Thai Court to Deliver Verdict in Xayaburi Dam Case

Date: 
Monday, December 21, 2015

Where:Thailand’s Administrative Court, Bangkok
 
When: Friday, December 25, 2015 at 8:30 AM

What: Xayaburi Dam affected villagers will attend Thailand’s Administrative Court on December, 25, 2015 to learn the verdict in their case brought against five state agencies involved in the controversial dam project on the Mekong River mainstream.

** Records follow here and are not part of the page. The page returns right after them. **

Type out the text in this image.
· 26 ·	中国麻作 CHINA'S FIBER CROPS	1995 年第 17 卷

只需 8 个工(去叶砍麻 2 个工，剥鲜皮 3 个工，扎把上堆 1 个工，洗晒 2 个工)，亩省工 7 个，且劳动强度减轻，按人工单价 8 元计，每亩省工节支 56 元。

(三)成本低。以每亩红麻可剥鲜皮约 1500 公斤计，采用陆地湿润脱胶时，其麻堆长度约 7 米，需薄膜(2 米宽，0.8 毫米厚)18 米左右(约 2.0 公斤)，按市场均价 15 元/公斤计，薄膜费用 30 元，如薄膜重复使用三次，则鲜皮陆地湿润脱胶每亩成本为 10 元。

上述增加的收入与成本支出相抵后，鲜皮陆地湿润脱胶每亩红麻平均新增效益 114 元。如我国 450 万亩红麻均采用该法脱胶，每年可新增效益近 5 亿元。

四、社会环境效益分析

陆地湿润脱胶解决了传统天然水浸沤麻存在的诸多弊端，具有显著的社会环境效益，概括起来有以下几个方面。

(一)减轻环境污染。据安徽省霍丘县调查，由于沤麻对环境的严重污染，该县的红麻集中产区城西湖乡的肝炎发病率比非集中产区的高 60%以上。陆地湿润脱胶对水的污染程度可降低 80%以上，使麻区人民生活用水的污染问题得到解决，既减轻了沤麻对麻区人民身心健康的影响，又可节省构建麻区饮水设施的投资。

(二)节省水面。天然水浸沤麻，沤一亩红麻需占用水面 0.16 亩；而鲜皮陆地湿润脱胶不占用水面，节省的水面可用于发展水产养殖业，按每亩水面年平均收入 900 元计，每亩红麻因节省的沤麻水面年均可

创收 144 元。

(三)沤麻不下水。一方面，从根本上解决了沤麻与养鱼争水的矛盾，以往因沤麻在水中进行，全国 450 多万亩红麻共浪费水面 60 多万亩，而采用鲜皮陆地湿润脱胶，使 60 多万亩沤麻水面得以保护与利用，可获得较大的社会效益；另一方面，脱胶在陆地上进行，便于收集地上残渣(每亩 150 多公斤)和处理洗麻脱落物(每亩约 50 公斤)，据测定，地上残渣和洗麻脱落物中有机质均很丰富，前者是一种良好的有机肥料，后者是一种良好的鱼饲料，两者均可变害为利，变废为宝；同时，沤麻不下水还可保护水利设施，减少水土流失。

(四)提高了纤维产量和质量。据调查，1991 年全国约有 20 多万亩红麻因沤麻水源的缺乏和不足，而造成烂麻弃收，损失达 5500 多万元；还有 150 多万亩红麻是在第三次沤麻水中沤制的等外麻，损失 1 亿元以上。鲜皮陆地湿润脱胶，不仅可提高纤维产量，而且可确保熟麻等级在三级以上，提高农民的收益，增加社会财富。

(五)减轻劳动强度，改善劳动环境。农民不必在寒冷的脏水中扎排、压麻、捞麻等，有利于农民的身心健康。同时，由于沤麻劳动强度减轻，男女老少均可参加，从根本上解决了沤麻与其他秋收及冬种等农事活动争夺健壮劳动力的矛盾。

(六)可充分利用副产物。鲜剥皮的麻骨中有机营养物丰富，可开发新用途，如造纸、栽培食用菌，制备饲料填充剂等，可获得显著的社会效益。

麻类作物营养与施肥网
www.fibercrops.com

Background:Thai actors have played a critical role in developing the first dam on the lower Mekong mainstream - the Xayaburi Dam - both as financiers, builders and buyers of the electricity. In 2011, The Electricity Generating Authority of Thailand (EGAT) agreed to buy 95% of the electricity generated by the Xayaburi Dam from Laos despite the project posing significant transboundary impacts, including to Mekong communities in North and Northeast Thailand.

Thirty-seven villagers living in eight provinces along the Mekong in Thailand from Chiang Rai to Ubon have filed a lawsuit against five government bodies, including the National Energy Policy Council, the Thai Cabinet, and the Electricity Generating Authority of Thailand. The lawsuit has become a regional case study, as it pioneers the use of legal mechanisms in holding government agencies and companies accountable for their involvement in cross-border projects and upholding the rights of local communities.

The lawsuit claims that approval of the project’s Power Purchase Agreement (PPA) is illegal under both the Thai Constitution and the region’s 1995 Mekong Agreement. The PPA was signed without an assessment of the project’s transboundary environmental and health impacts and without public consultation in Thailand, in violation of the Thai Constitution. The Supreme Administrative Court accepted the case in June 2014 acknowledging the potentially severe transboundary impacts of the Xayaburi Dam on communities in Thailand. While the case has been under review by the Court, construction on the Xayaburi Dam has progressed rapidly, yet still without a transboundary impact assessment and the project’s final designs made public.